Chrystus

Przejść długim płaczem zapomnianych ścieżek

przez puste, krwawe wydmy słów i szorstkich spotkań

spłynąć wykwitem płatków zmiodnialych na wiosnę

jak cisza biała, gęsta, miękką wonią słodka.

Przejść… gromnicami drzew odprawić święta,

krzyżami wonnych dni zasadzić puste drogi,

O łukach nieba, brudnych przechodniach pamiętać,

być przyjacielem smutnych i najcichszym bogiem.

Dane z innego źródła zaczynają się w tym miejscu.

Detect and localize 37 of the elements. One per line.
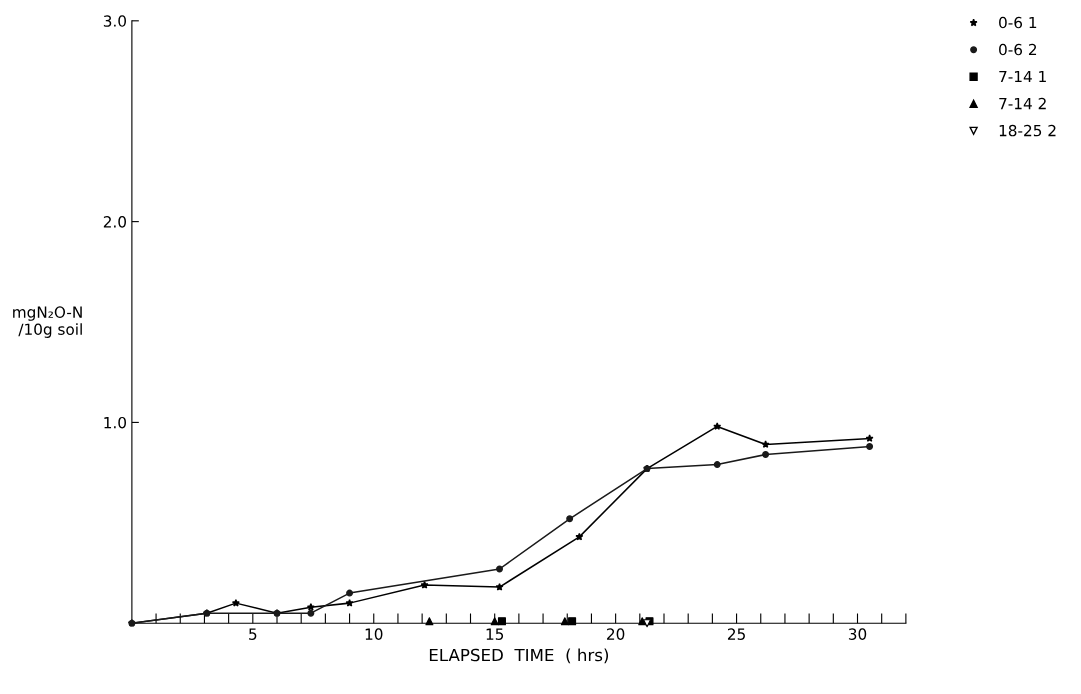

I siać niepokój sumień w oczy – brudne szyby

na pośmiewisko i na kłamstwa wieków.

Przez drogi cierpkie, dalekie i gorzkie

po coś tu do nas przyszedł, boże czy człowieku?

I w końcu

kłamstwem rozcięli przymknięte powieki,

pękł kobalt nieba szorstkim poszumem błyskawic,

niebo spłynęło szybkim w horyzont odbiegłem

kroplami sinymi mleka ciszę zadławić.

Zastygła wolno krew na zwiędłych kartach księgi,

przechodzą bose nogi w pyle, jak co dzień

i kiedy konasz co dnia na krzyżach przydrożnych,

minę cię nieobaczny, zmęczony przechodzień.